Doesn't all this sound reasonable? A reporter is having a nice conversation with an important star-director about his important new film.
However, the truth is De Niro doesn't really want to be here. For whatever reason, he is not one of those voluble men, an eye-contact warrior with the gift of gab, a salesman's pitch, a hunger to fill the voids in conversation with more words.
You can see this in his tension, which never really leaves him, and in answers to questions that seem to go nowhere, then pop like a soap bubble into nothingness, leaving silence. He's extremely comfortable in the silence, even as his interrogator fumbles to fill it with hardballs like, " So, what kind of movies did you see when you were a kid?" (Answer: "You know, double features.")

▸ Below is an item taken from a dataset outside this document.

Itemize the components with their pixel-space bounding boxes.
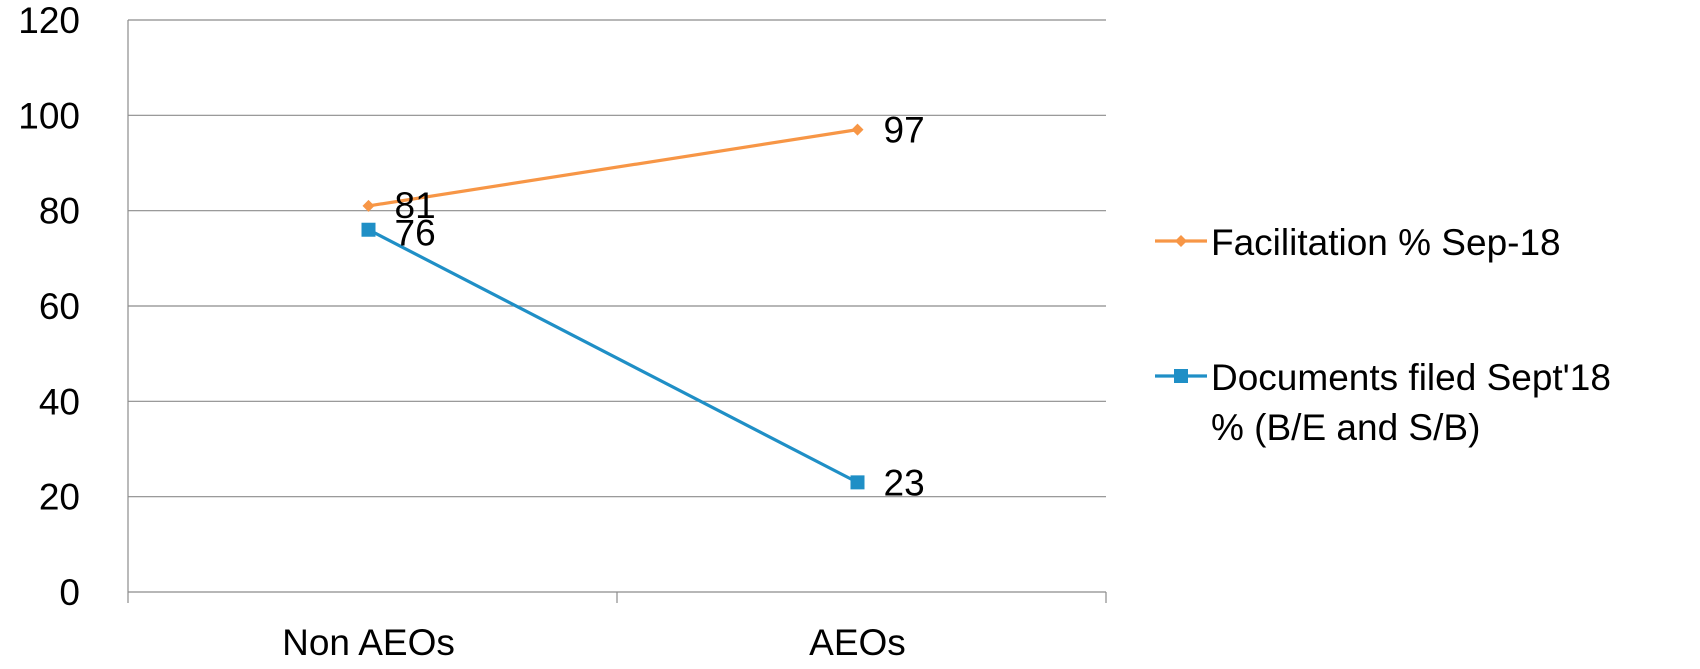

Try as I can, and try as he does (he seems to be trying very hard; he's quite decent, friendly and seems to have no agenda, no secret grudges), I can never really get a satisfactory answer to the key question, which is why, Robert De Niro, were you so interested in making a movie about the CIA?

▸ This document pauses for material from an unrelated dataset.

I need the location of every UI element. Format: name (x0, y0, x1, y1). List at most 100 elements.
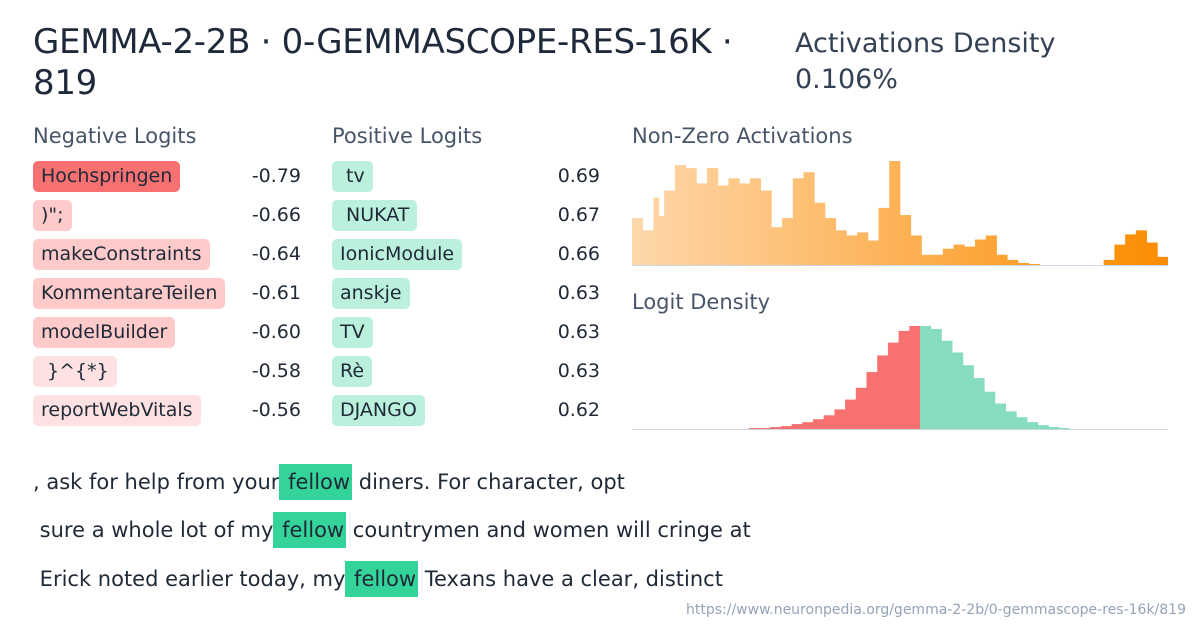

Perhaps his inability to express is itself expressive. Maybe that's why he became an actor and a great one, so that he could speak the words of others, bury the self in the personalities of others.

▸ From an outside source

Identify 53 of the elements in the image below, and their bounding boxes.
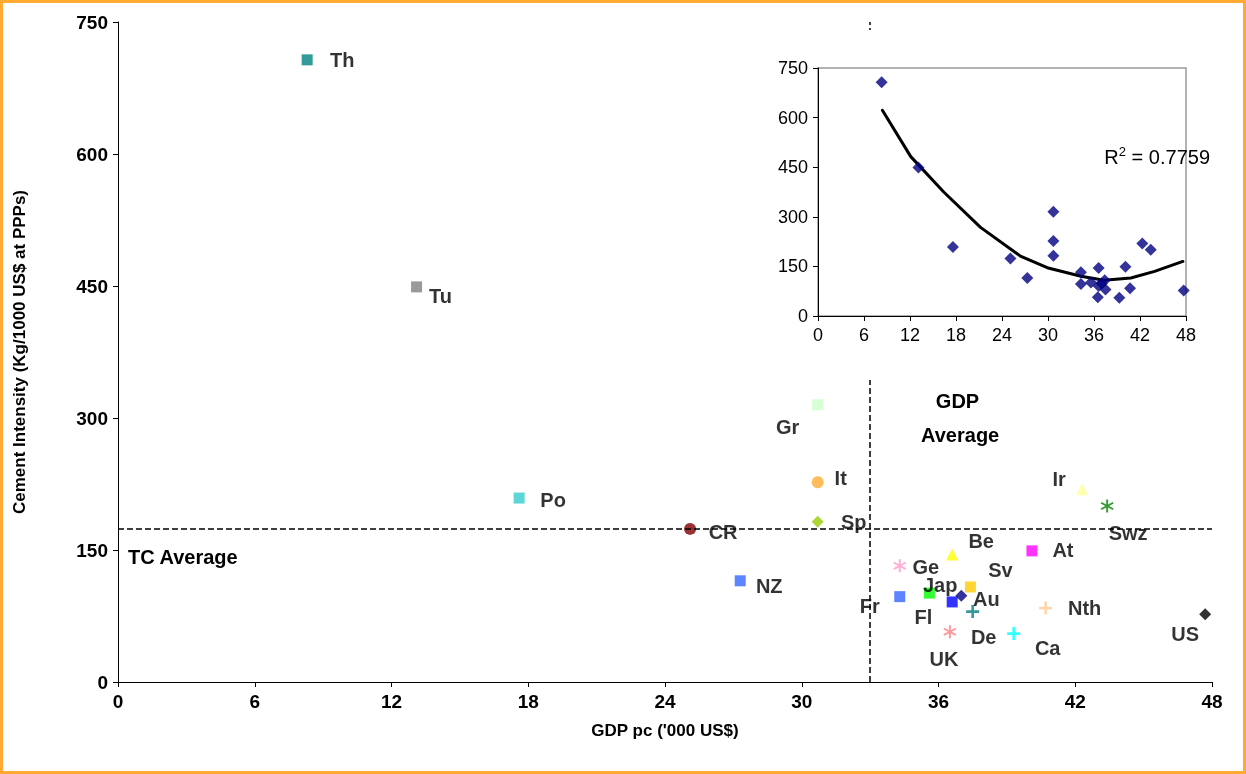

So it is, in its way, with "The Good Shepherd." It is the film of a man who believes in the importance, as an esthetic principle, of reticence, of hiding the self. You can see the correspondence between spy and actor; each professionally hides the self, expresses another self, follows a script and triumphs to the degree by which he persuades others to believe in the illusion. But with both, a question becomes: At what cost? The thrust of the film is that reticence is pathological and that the CIA agent and counter-espionage executive Edward Wilson (Damon) indeed hurts those around him, both professionally and privately, with that reticence. In the movie, we see him acting expressively only once, and that's when he's glimpsed at Yale in 1939 in drag as a chorus member in a Gilbert and Sullivan operetta: Then -- in disguise, made up -- only then do his eyes burn with fire, is his body liberated to grace, is there a sense of freedom and pleasure to his psyche.
But De Niro is not reticent as a director.
"I feel when I'm directing, I'm clear about stuff. Not that I do it one way. I might do it two or three ways, but when I'm editing, I see it. I'm clear. I know what I don't want. You make your own mistakes. You make the final decision. I was obligated to use my brain more. I enjoyed that. I liked that. And you're committed. You're on it forever. It's not the same as acting, where you fly in, do your part, then leave. So it was important to me to find something I could live with."
As one of the world's great actors, he is asked if he had trouble giving direction to other actors, if his reputation might get in the way.
"After a while, you're focused on the path at hand. They want to make sure I'm happy, I want to make sure they're happy. Directors who are actors usually get good performances out of actors. They understand the shorthand."